De la profundidad del experimento que emprendió en 1979 da cuenta el interés que ha despertado, en Italia y fuera de ella, entre públicos de todo tipo. Consiguió trascender la crítica y la parodia, entendiendo quizás que no son al cabo sino otras imposturas, e insertarse en la televisión y en los festivales de la canción de los ochenta. Allí donde el rock había intentado acercarse a la madurez a partir de lo crudo o sórdido (Lou Reed), de mitologías generalmente poco sofisticadas (progresivo, heavy) o del tostón social, Battiato creó un estilo a partir de una idea netamente europea de la cultura, pero en la que los códigos o las referencias cultas no se interponían entre el autor y la audiencia sino que funcionaban como mantras o elementos de una comunión previa a lo consciente: «Una chica de quince años me escribió diciéndome que no le importaba lo que dijera, que de todos modos le gustaba a lo loco. Para mí esto es lo máximo, porque no quiero decir nada, o quizás todo». Pudo hacerlo, obviamente, por que tenía una extraordinaria intuición musical para el pop.

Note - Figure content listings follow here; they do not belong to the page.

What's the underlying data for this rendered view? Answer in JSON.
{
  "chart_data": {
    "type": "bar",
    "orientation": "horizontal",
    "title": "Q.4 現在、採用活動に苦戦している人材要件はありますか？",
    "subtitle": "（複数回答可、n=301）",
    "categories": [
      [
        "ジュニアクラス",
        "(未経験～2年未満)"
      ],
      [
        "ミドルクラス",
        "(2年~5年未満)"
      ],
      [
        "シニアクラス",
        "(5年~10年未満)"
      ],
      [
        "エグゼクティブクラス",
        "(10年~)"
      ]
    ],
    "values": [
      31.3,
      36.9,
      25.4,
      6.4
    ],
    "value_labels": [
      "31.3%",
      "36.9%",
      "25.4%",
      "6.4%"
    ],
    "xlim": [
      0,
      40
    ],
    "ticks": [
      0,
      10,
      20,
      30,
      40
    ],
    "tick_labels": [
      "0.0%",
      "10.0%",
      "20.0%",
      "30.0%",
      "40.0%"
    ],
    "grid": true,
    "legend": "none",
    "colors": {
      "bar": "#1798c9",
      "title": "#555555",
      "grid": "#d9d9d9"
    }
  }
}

Mis recuerdos de Battiato son interminables. La Nochevieja en casa de mis abuelos. El primer directo, a los veinte años, en el Albéniz, que ya no existe. Risveglio di primavera. El paquete a Londres con embutidos españoles y el Gommalacca grabado en un CD virgen. El concierto en Bolonia que me perdí por unos pocos días de septiembre de 2003 -pero al que convencí para ir a un amiguete sueco con apenas unos fragmentos del Cinghiale. El autobús a Borgo Panigale que pasaba frente a mi habitación en la Via Emilia. Un VHS del concierto de Bagdad, y la incomodidad de verlo abrazarse a Tarek Aziz. El recital con alfombrilla sufí en el Teatro Real del que casi nos expulsan. Le sacre sinfonie del tempo una noche de octubre por la carretera de Pechón, rodeando la montaña sobre el mar. Leer La scomparsa di Majorana y escuchar la grabación del Emperador de Benedetti-Michelangeli. El último viaje a Catania con Aurora. Ogni tanto passava una nave. Por encima de todo, la devoción común que he ido descubriendo a lo largo de los años en tanta gente, casi toda la importante, como el reconocimiento de una fraternidad secreta y esencial.